The New York Times reviewed Fred Kaplan'sDaydream Believers:

"What sets Mr. Kaplan’s “Daydream Believers” apart is his emphasis on the Bush administration’s failure to come to terms with a post-cold-war paradigm, which, he argues, left America’s power diminished, rather than enhanced, as former allies, liberated from the specter of the Soviet Union, felt increasingly free to depart from Washington’s directives."

Also illuminating is his close analysis of the impact that the White House’s idées fixes had, not just on the Iraq war but also on other foreign policy problems like North Korea, and his detailed examination of the formative role that the former Soviet dissident Natan Sharansky played in shaping President Bush’s determination to try to export democracy around the world.

***

Like so many earlier books about the Bush administration and its conduct of the war in Iraq, “Daydream Believers” leaves the reader with a portrait of a White House that circumvented traditional policy-making channels to implement its big ideas, and that often chose willfully to ignore history and the advice of experts — from the Army chief of staff Gen. Eric K. Shinseki’s preinvasion recommendation that several hundred thousand troops would be needed to secure Iraq successfully, to warnings from the State Department that elections in the Middle East “could well be subject to exploitation by anti-American elements,” as they in fact were by Hamas in the Palestinian territories and Hezbollah in Lebanon.

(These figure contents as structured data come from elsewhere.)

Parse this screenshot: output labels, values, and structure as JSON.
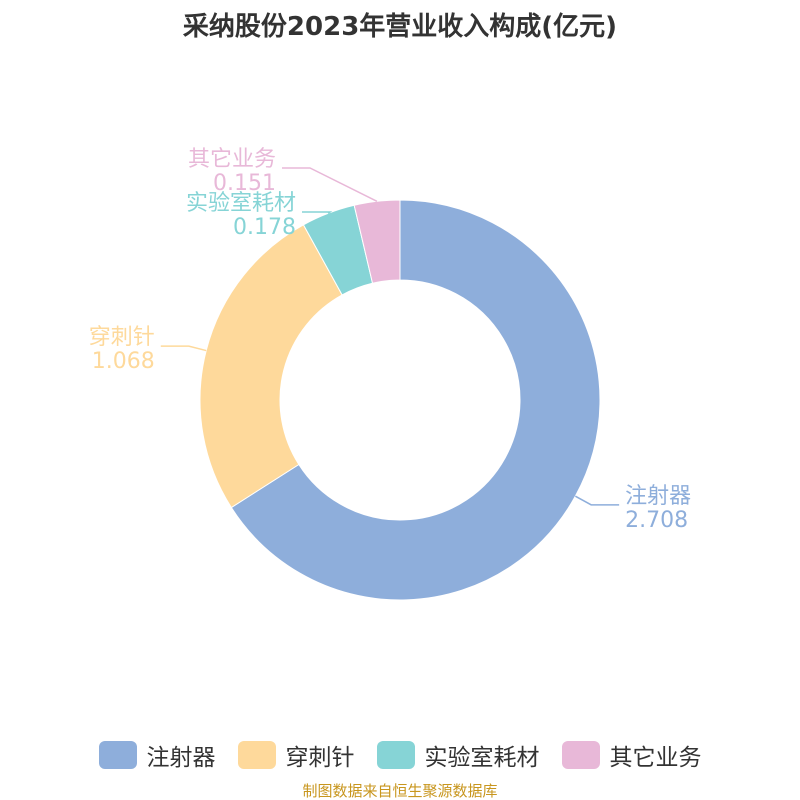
{
  "chart_data": {
    "type": "pie",
    "variant": "donut",
    "title": "采纳股份2023年营业收入构成(亿元)",
    "categories": [
      "注射器",
      "穿刺针",
      "实验室耗材",
      "其它业务"
    ],
    "values": [
      2.708,
      1.068,
      0.178,
      0.151
    ],
    "value_labels": [
      "2.708",
      "1.068",
      "0.178",
      "0.151"
    ],
    "colors": [
      "#8eaedb",
      "#fed99b",
      "#86d4d6",
      "#e8b8d8"
    ],
    "legend_position": "bottom"
  },
  "footer": "制图数据来自恒生聚源数据库"
}
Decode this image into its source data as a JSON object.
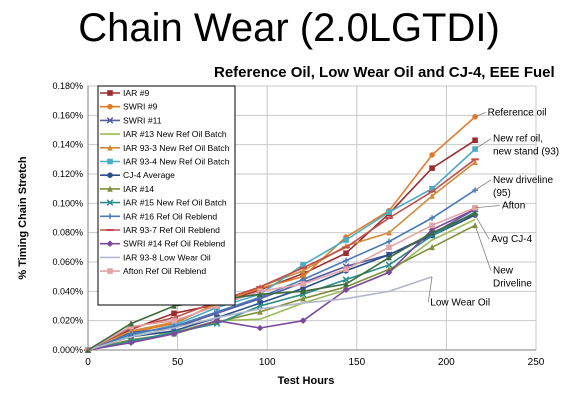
{
  "title": "Chain Wear (2.0LGTDI)",
  "subtitle": "Reference Oil, Low Wear Oil and CJ-4, EEE Fuel",
  "chart_data": {
    "type": "line",
    "xlabel": "Test Hours",
    "ylabel": "% Timing Chain Stretch",
    "xlim": [
      0,
      250
    ],
    "ylim": [
      0,
      0.18
    ],
    "x_ticks": [
      "0",
      "50",
      "100",
      "150",
      "200",
      "250"
    ],
    "y_ticks": [
      "0.000%",
      "0.020%",
      "0.040%",
      "0.060%",
      "0.080%",
      "0.100%",
      "0.120%",
      "0.140%",
      "0.160%",
      "0.180%"
    ],
    "grid": true,
    "legend_position": "top-left",
    "series": [
      {
        "name": "IAR #9",
        "color": "#9b2d30",
        "marker": "square",
        "points": [
          [
            0,
            0
          ],
          [
            24,
            0.014
          ],
          [
            48,
            0.025
          ],
          [
            72,
            0.031
          ],
          [
            96,
            0.041
          ],
          [
            120,
            0.052
          ],
          [
            144,
            0.066
          ],
          [
            168,
            0.093
          ],
          [
            192,
            0.124
          ],
          [
            216,
            0.143
          ]
        ]
      },
      {
        "name": "SWRI #9",
        "color": "#e07b2a",
        "marker": "circle",
        "points": [
          [
            0,
            0
          ],
          [
            24,
            0.012
          ],
          [
            48,
            0.018
          ],
          [
            72,
            0.032
          ],
          [
            96,
            0.042
          ],
          [
            120,
            0.05
          ],
          [
            144,
            0.077
          ],
          [
            168,
            0.095
          ],
          [
            192,
            0.133
          ],
          [
            216,
            0.159
          ]
        ]
      },
      {
        "name": "SWRI #11",
        "color": "#5a5aa0",
        "marker": "x",
        "points": [
          [
            0,
            0
          ],
          [
            24,
            0.012
          ],
          [
            48,
            0.015
          ],
          [
            72,
            0.025
          ],
          [
            96,
            0.035
          ],
          [
            120,
            0.046
          ],
          [
            144,
            0.057
          ],
          [
            168,
            0.065
          ],
          [
            192,
            0.079
          ],
          [
            216,
            0.096
          ]
        ]
      },
      {
        "name": "IAR #13 New Ref Oil Batch",
        "color": "#9bbb59",
        "marker": "none",
        "points": [
          [
            0,
            0
          ],
          [
            24,
            0.01
          ],
          [
            48,
            0.012
          ],
          [
            72,
            0.02
          ],
          [
            96,
            0.021
          ],
          [
            120,
            0.032
          ],
          [
            144,
            0.041
          ],
          [
            168,
            0.053
          ],
          [
            192,
            0.075
          ],
          [
            216,
            0.089
          ]
        ]
      },
      {
        "name": "IAR 93-3 New Ref Oil Batch",
        "color": "#d08a3a",
        "marker": "triangle",
        "points": [
          [
            0,
            0
          ],
          [
            24,
            0.013
          ],
          [
            48,
            0.019
          ],
          [
            72,
            0.031
          ],
          [
            96,
            0.043
          ],
          [
            120,
            0.054
          ],
          [
            144,
            0.071
          ],
          [
            168,
            0.08
          ],
          [
            192,
            0.105
          ],
          [
            216,
            0.128
          ]
        ]
      },
      {
        "name": "IAR 93-4 New Ref Oil Batch",
        "color": "#4bacc6",
        "marker": "square",
        "points": [
          [
            0,
            0
          ],
          [
            24,
            0.01
          ],
          [
            48,
            0.017
          ],
          [
            72,
            0.029
          ],
          [
            96,
            0.038
          ],
          [
            120,
            0.058
          ],
          [
            144,
            0.075
          ],
          [
            168,
            0.094
          ],
          [
            192,
            0.11
          ],
          [
            216,
            0.137
          ]
        ]
      },
      {
        "name": "CJ-4 Average",
        "color": "#2c4f8a",
        "marker": "circle",
        "points": [
          [
            0,
            0
          ],
          [
            24,
            0.009
          ],
          [
            48,
            0.013
          ],
          [
            72,
            0.022
          ],
          [
            96,
            0.032
          ],
          [
            120,
            0.042
          ],
          [
            144,
            0.054
          ],
          [
            168,
            0.065
          ],
          [
            192,
            0.078
          ],
          [
            216,
            0.092
          ]
        ]
      },
      {
        "name": "IAR #14",
        "color": "#7f8f3a",
        "marker": "triangle",
        "points": [
          [
            0,
            0
          ],
          [
            24,
            0.007
          ],
          [
            48,
            0.011
          ],
          [
            72,
            0.019
          ],
          [
            96,
            0.026
          ],
          [
            120,
            0.035
          ],
          [
            144,
            0.043
          ],
          [
            168,
            0.055
          ],
          [
            192,
            0.07
          ],
          [
            216,
            0.085
          ]
        ]
      },
      {
        "name": "IAR #15 New Ref Oil Batch",
        "color": "#2e8b8b",
        "marker": "x",
        "points": [
          [
            0,
            0
          ],
          [
            24,
            0.006
          ],
          [
            48,
            0.012
          ],
          [
            72,
            0.018
          ],
          [
            96,
            0.03
          ],
          [
            120,
            0.038
          ],
          [
            144,
            0.048
          ],
          [
            168,
            0.058
          ],
          [
            192,
            0.078
          ],
          [
            216,
            0.094
          ]
        ]
      },
      {
        "name": "IAR #16 Ref Oil Reblend",
        "color": "#4a7ab8",
        "marker": "plus",
        "points": [
          [
            0,
            0
          ],
          [
            24,
            0.011
          ],
          [
            48,
            0.016
          ],
          [
            72,
            0.026
          ],
          [
            96,
            0.036
          ],
          [
            120,
            0.048
          ],
          [
            144,
            0.061
          ],
          [
            168,
            0.074
          ],
          [
            192,
            0.09
          ],
          [
            216,
            0.109
          ]
        ]
      },
      {
        "name": "IAR 93-7 Ref Oil Reblend",
        "color": "#c0504d",
        "marker": "line",
        "points": [
          [
            0,
            0
          ],
          [
            24,
            0.015
          ],
          [
            48,
            0.022
          ],
          [
            72,
            0.033
          ],
          [
            96,
            0.043
          ],
          [
            120,
            0.056
          ],
          [
            144,
            0.07
          ],
          [
            168,
            0.09
          ],
          [
            192,
            0.108
          ],
          [
            216,
            0.13
          ]
        ]
      },
      {
        "name": "SWRI #14 Ref Oil Reblend",
        "color": "#7b4a9c",
        "marker": "diamond",
        "points": [
          [
            0,
            0
          ],
          [
            24,
            0.005
          ],
          [
            48,
            0.011
          ],
          [
            72,
            0.02
          ],
          [
            96,
            0.015
          ],
          [
            120,
            0.02
          ],
          [
            144,
            0.041
          ],
          [
            168,
            0.053
          ],
          [
            192,
            0.082
          ],
          [
            216,
            0.096
          ]
        ]
      },
      {
        "name": "IAR 93-8 Low Wear Oil",
        "color": "#b4b8cc",
        "marker": "none",
        "points": [
          [
            0,
            0
          ],
          [
            24,
            0.009
          ],
          [
            48,
            0.015
          ],
          [
            72,
            0.022
          ],
          [
            96,
            0.028
          ],
          [
            120,
            0.032
          ],
          [
            144,
            0.035
          ],
          [
            168,
            0.04
          ],
          [
            192,
            0.05
          ]
        ]
      },
      {
        "name": "Afton  Ref Oil Reblend",
        "color": "#e3a3a8",
        "marker": "square",
        "points": [
          [
            0,
            0
          ],
          [
            24,
            0.016
          ],
          [
            48,
            0.02
          ],
          [
            72,
            0.03
          ],
          [
            96,
            0.04
          ],
          [
            120,
            0.045
          ],
          [
            144,
            0.055
          ],
          [
            168,
            0.07
          ],
          [
            192,
            0.085
          ],
          [
            216,
            0.097
          ]
        ]
      },
      {
        "name": "",
        "color": "#3e6b3e",
        "marker": "triangle",
        "points": [
          [
            0,
            0
          ],
          [
            24,
            0.018
          ],
          [
            48,
            0.03
          ],
          [
            72,
            0.034
          ],
          [
            96,
            0.038
          ],
          [
            120,
            0.04
          ],
          [
            144,
            0.045
          ],
          [
            168,
            0.063
          ],
          [
            192,
            0.08
          ],
          [
            216,
            0.093
          ]
        ]
      }
    ],
    "annotations": [
      {
        "lines": [
          "Reference oil"
        ],
        "x": 223,
        "y": 0.16,
        "target": [
          216,
          0.159
        ]
      },
      {
        "lines": [
          "New ref oil,",
          "new stand (93)"
        ],
        "x": 226,
        "y": 0.142,
        "target": [
          216,
          0.137
        ]
      },
      {
        "lines": [
          "New driveline",
          "(95)"
        ],
        "x": 226,
        "y": 0.114,
        "target": [
          216,
          0.109
        ]
      },
      {
        "lines": [
          "Afton"
        ],
        "x": 231,
        "y": 0.0965,
        "target": [
          216,
          0.097
        ]
      },
      {
        "lines": [
          "Avg CJ-4"
        ],
        "x": 225,
        "y": 0.0735,
        "target": [
          216,
          0.092
        ]
      },
      {
        "lines": [
          "New",
          "Driveline"
        ],
        "x": 226,
        "y": 0.052,
        "target": [
          216,
          0.085
        ]
      },
      {
        "lines": [
          "Low Wear Oil"
        ],
        "x": 191,
        "y": 0.0305,
        "target": [
          192,
          0.05
        ]
      }
    ]
  }
}
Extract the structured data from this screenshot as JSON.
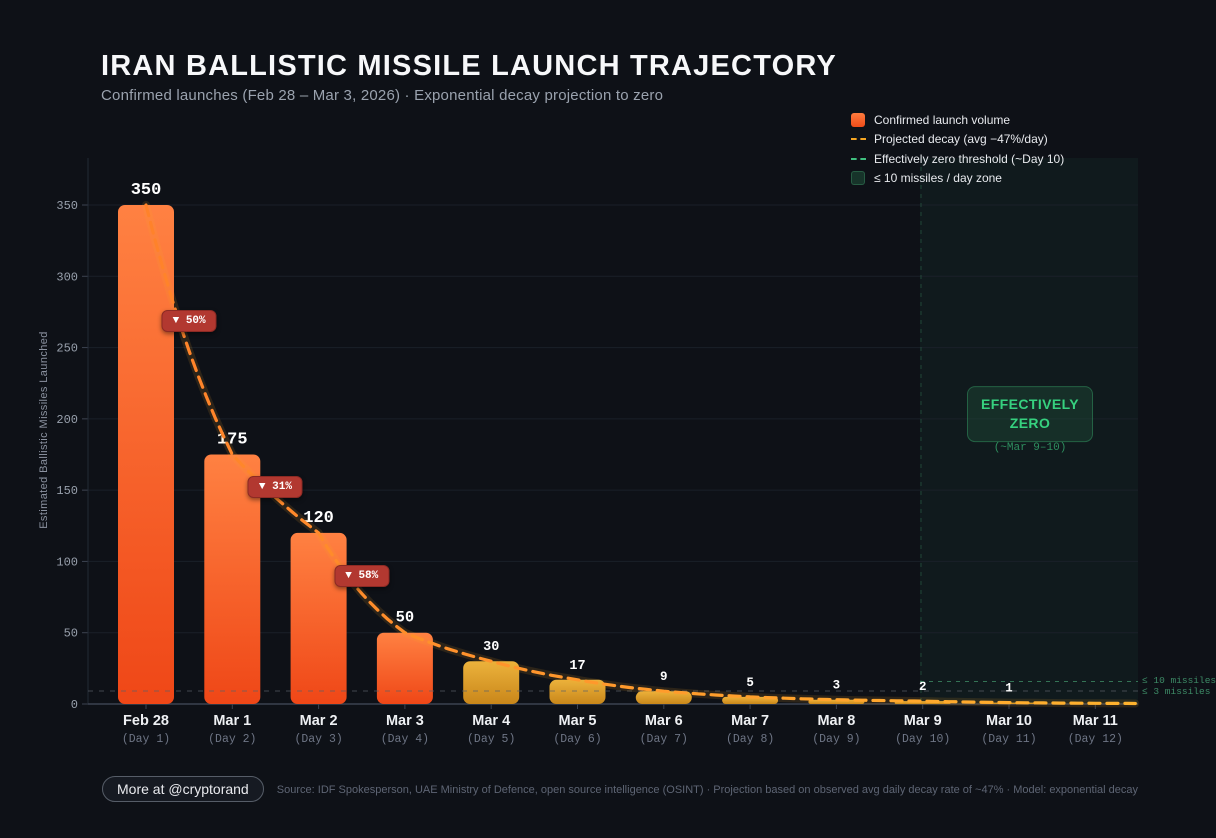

Mr. Bush similarly emerges from this book as a naïve, impulsive and stubborn leader, whose moral certitude and penchant for denial have made him more inclined to double down on a bad bet than ever to admit a mistake, a president whose post-9/11 search for a bold new approach to the world made him susceptible to neoconservative ideas of pre-emption and unilateralism that had gained little traction with his father or Bill Clinton.

President Bush’s strategies, Mr. Kaplan writes near the end of this incisive book, failed “because they did not fit the realities of his era”: “They were based not on a grasp of technology, history or foreign cultures but rather on fantasy, faith and willful indifference toward those affected by their consequences.”

Failing to acknowledge the limits of American power, he writes, President Bush and his aides ended up trumpeting the country’s “reduced powers — and, as a result, they weakened their nation further.” They “set forth a new way of fighting battles — but withheld the tools for winning wars. They aimed to topple rogue regimes — with scant knowledge of the local culture and no plan for what to do after the tyrant fell. They dreamed of spreading democracy around the world — but did nothing to help build the democratic institutions without which mere elections were moot or worse. In their best-intentioned moments, they put forth ideas without strategies, policies without process, wishes without means.”